A second important key is to remember “this one thing,” as Peter puts it:

But, beloved, do not forget this one thing, that with the Lord one day is as a thousand years, and a thousand years as one day. The Lord is not slack concerning His promise, as some count slackness, but is longsuffering toward us, not willing that any should perish but that all should come to repentance (2 Peter 3:8-9 NKJV).

It is impossible for us as hour-and-minute oriented beings to relate to a God who “inhabits eternity” (Isaiah 57:15). Eternity is a concept that can only be understood by faith. Using another irritatingly indefinite word – “a moment” – Paul puts it like this:

Therefore we do not lose heart. Even though our outward man is perishing, yet the inward man is being renewed day by day. For our light affliction, which is but for a moment, is working for us a far more exceeding and eternal weight of glory, while we do not look at the things which are seen, but at the things which are not seen. For the things which are seen are temporary, but the things which are not seen are eternal (2 Corinthians 4:16-18).

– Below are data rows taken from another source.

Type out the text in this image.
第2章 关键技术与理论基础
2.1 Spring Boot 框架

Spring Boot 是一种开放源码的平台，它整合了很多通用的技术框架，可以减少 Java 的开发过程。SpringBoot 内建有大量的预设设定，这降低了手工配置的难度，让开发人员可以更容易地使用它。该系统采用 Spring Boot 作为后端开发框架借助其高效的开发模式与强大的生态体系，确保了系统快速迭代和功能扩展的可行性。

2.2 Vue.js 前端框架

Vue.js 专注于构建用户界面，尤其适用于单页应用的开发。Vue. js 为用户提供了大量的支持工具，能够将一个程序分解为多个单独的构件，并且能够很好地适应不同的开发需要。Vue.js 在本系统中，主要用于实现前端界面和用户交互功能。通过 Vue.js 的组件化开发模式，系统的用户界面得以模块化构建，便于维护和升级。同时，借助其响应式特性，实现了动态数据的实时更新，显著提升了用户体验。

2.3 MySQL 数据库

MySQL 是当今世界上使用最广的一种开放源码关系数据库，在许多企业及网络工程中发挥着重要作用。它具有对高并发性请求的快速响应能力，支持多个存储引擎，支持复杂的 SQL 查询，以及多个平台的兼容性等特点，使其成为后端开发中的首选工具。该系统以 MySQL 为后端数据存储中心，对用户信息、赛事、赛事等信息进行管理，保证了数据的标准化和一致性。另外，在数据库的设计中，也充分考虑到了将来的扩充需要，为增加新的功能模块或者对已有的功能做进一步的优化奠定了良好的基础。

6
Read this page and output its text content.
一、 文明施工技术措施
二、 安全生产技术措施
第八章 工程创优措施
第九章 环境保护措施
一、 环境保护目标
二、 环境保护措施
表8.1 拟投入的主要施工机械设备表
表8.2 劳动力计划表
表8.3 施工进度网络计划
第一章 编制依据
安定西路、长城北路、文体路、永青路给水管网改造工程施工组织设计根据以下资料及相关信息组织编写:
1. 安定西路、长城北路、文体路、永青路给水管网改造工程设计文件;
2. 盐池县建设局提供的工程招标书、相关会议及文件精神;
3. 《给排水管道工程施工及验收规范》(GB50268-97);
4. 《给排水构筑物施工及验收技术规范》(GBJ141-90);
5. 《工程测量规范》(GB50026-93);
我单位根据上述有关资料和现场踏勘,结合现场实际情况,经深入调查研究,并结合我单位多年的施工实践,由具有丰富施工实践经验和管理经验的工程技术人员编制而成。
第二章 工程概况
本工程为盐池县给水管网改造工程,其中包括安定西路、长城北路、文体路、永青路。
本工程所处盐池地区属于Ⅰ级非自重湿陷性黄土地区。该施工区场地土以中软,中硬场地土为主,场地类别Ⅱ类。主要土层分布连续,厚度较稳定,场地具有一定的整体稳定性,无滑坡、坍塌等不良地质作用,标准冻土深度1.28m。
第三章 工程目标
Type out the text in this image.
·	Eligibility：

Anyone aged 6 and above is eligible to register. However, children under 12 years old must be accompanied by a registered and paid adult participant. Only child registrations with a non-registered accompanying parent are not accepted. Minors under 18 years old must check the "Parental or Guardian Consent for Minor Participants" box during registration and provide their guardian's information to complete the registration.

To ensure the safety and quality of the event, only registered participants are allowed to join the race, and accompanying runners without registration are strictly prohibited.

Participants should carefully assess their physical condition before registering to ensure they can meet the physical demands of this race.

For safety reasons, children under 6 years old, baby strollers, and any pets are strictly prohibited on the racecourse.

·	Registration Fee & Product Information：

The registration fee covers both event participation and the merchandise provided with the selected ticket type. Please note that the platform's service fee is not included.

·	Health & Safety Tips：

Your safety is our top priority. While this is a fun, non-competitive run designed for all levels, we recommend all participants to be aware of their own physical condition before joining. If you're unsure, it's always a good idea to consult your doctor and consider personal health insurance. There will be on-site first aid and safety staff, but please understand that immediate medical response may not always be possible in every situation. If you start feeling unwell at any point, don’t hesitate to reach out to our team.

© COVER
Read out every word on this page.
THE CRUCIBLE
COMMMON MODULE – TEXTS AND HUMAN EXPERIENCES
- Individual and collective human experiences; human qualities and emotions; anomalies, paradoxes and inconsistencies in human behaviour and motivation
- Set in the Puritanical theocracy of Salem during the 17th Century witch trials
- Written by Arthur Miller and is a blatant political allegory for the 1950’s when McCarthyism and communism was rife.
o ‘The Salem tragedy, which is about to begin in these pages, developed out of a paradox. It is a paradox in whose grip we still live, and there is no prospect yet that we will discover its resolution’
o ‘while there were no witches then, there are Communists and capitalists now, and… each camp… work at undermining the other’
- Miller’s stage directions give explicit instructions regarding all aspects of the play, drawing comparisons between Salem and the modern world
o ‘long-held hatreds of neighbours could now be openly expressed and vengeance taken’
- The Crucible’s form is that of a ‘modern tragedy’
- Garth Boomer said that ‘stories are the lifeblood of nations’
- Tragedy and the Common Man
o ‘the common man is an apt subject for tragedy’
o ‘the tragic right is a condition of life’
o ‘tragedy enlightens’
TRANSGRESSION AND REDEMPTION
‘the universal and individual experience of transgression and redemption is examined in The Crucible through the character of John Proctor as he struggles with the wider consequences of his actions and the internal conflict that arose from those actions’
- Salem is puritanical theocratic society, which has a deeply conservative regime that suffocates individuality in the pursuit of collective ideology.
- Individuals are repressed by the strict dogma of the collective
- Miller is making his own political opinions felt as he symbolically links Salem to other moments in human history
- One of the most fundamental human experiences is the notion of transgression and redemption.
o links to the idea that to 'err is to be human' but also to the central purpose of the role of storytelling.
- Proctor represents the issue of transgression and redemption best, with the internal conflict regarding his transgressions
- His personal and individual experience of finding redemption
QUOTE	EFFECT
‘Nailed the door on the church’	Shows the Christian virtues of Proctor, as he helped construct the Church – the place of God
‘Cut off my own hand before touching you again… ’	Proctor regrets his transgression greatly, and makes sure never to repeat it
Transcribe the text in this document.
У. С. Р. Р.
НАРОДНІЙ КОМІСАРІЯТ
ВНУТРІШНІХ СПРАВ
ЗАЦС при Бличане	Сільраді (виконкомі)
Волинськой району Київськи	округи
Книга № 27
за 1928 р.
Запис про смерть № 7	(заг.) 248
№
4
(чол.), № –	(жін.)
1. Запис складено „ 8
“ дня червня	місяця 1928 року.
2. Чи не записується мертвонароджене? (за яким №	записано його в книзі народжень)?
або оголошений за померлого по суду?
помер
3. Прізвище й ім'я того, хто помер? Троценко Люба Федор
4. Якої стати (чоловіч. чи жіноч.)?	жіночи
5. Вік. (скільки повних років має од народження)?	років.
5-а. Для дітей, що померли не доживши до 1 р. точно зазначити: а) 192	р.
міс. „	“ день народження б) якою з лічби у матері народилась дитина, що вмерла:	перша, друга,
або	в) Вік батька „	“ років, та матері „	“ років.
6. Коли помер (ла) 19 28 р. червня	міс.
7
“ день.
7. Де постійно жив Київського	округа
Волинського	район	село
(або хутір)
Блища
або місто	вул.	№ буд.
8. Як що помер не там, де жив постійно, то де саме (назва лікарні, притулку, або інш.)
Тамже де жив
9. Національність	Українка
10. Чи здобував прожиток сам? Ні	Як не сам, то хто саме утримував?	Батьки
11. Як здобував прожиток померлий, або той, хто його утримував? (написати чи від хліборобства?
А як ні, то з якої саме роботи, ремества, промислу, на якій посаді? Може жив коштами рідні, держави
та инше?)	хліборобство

In other words, when we go through a difficult time, it can feel like an eternal weight when we look at the temporary things of this world around us. BUT, when we look at eternal things, the difficult times seem light and momentary!
I heard a very comical anecdote that describes the vast difference between man’s temporal, earth-bound mind-set and God’s eternal nature:

A young man once asked God how long a million years was to Him. God replied, “A million years to me is just like a second in your time.”
Then the young man asked God what a million dollars was to Him. God replied, “A million dollars to me is just like a single penny to you.”
Then the young man got his courage up and asked: “God, could I have one of Your pennies?”
“Certainly,” God smiled and replied, “in just a second.”

With faith and patience, and eyes lovingly fixed upon Jesus, we can face all the “moments,” “due seasons,” and “little whiles” that come our way. As the old hymn puts it:

It will be worth it all when we see Jesus,
Life’s trials will seem so small when we see Christ;
One glimpse of His dear face all sorrow will erase,
So bravely run the race till we see Christ.